Problem: Large datasets with millions of spatial points require efficient querying.

Solution:

  • GIST Spatial Indexes: Fast spatial intersection queries
  • Tile Envelope Transformation: Transform tile bounds instead of individual geometries
  • Binary MVT Encoding: Direct binary tile generation

Query Pattern:

-- Efficient spatial query using tile envelope
SELECT ST_AsMVTGeom(
    ST_Transform(geom, 3857), 
    ST_TileEnvelope($1, $2, $3), 
    4096, 256, true
) FROM table_name 
WHERE geom && ST_Transform(ST_TileEnvelope($1, $2, $3), 4326)

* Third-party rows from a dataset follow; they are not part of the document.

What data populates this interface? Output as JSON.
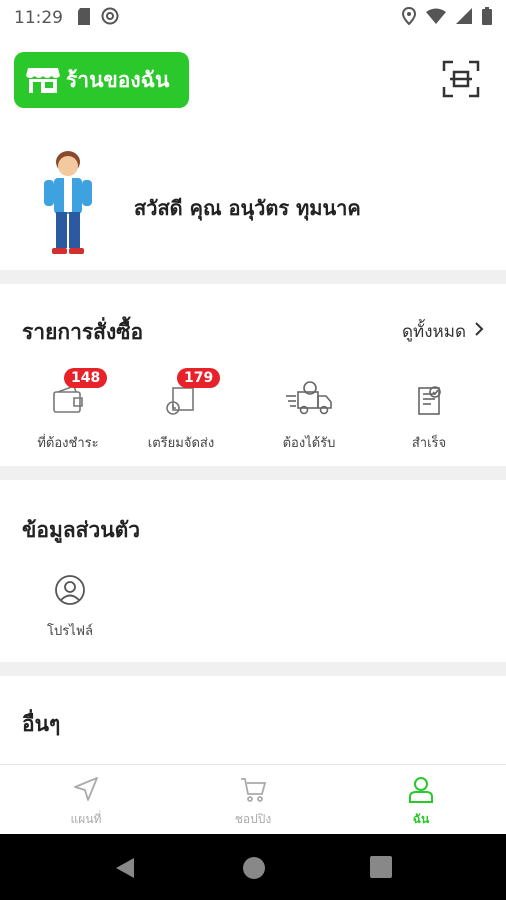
{
  "status_bar": {
    "time": "11:29",
    "left_icons": [
      "sd-card-icon",
      "at-sign-icon"
    ],
    "right_icons": [
      "location-icon",
      "wifi-icon",
      "signal-icon",
      "battery-icon"
    ]
  },
  "header": {
    "shop_button_label": "ร้านของฉัน",
    "shop_icon": "store-icon",
    "scan_icon": "scan-icon"
  },
  "greeting": {
    "text": "สวัสดี คุณ อนุวัตร ทุมนาค"
  },
  "orders": {
    "title": "รายการสั่งซื้อ",
    "see_all": "ดูทั้งหมด",
    "items": [
      {
        "label": "ที่ต้องชำระ",
        "badge": "148",
        "icon": "wallet-icon"
      },
      {
        "label": "เตรียมจัดส่ง",
        "badge": "179",
        "icon": "package-icon"
      },
      {
        "label": "ต้องได้รับ",
        "badge": "",
        "icon": "delivery-truck-icon"
      },
      {
        "label": "สำเร็จ",
        "badge": "",
        "icon": "completed-icon"
      }
    ]
  },
  "personal": {
    "title": "ข้อมูลส่วนตัว",
    "profile_label": "โปรไฟล์"
  },
  "others": {
    "title": "อื่นๆ"
  },
  "bottom_nav": {
    "items": [
      {
        "label": "แผนที่",
        "icon": "map-arrow-icon",
        "active": false
      },
      {
        "label": "ชอปปิง",
        "icon": "cart-icon",
        "active": false
      },
      {
        "label": "ฉัน",
        "icon": "user-icon",
        "active": true
      }
    ]
  },
  "colors": {
    "brand_green": "#2bc82b",
    "badge_red": "#e8222a",
    "divider": "#f0f0f0"
  }
}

2. Async Database Operations

Problem: Synchronous database operations block the event loop.

Solution:

  • AsyncPG Connection Pool: Non-blocking database connections
  • Async Context Managers: Proper resource management
  • Concurrent Requests: Handle multiple requests simultaneously

Implementation:

# Async database connection
async with db.pool.acquire() as conn:
    result = await conn.fetch(query, *params)

3. Frontend Performance

Problem: Large datasets cause frontend rendering issues.

Solution:

  • Vector Tiles: Efficient spatial data transmission
  • WebGL Rendering: GPU-accelerated mapping
  • Caching: Streamlit's built-in caching for expensive operations
  • Lazy Loading: Load data on demand

4. Memory Management

Problem: Large XML processing and data loading consume excessive memory.

Solution:

  • Streaming Processing: Process data in chunks
  • Bulk Operations: Minimize database round trips
  • Resource Cleanup: Proper cleanup of temporary files and connections

Technology Choices Rationale

FastAPI over Flask/Django

  • Performance: Async support and automatic OpenAPI generation
  • Type Safety: Pydantic models for data validation
  • Modern: Built-in support for modern web standards

Streamlit over Traditional Frontend

  • Rapid Development: Python-based frontend development
  • Data Focus: Built-in support for data visualization
  • Integration: Seamless integration with Python data stack

PostgreSQL + PostGIS over Other Databases

  • Spatial Capabilities: Industry-standard spatial database
  • Performance: Excellent spatial query performance
  • Reliability: Mature, stable, and well-supported

PyDeck over Folium/Leaflet

  • Performance: WebGL-based rendering for large datasets
  • 3D Capabilities: Support for 3D visualization
  • Integration: Native integration with Streamlit

Scalability Considerations

Horizontal Scaling

  • Stateless Backend: FastAPI services can be load-balanced
  • Database Read Replicas: For read-heavy analytics workloads
  • CDN Integration: For vector tile caching

Vertical Scaling

  • Memory Optimization: Efficient data structures and processing
  • CPU Optimization: Async operations and parallel processing
  • Storage Optimization: Proper indexing and data organization

Future Enhancements

  • Redis Caching: For frequently accessed data and tiles
  • Message Queues: For background data processing
  • Microservices: Breaking down into smaller, focused services

Security Considerations

Data Security

  • Environment Variables: Database credentials stored securely
  • Network Isolation: Docker network isolation between services
  • Input Validation: Pydantic models for API input validation

Access Control

  • CORS Configuration: Controlled cross-origin resource sharing
  • API Documentation: Public API docs with proper authentication
  • Database Permissions: Limited database user permissions

This architecture provides a solid foundation for a high-performance, scalable energy data visualization platform while maintaining simplicity and ease of development.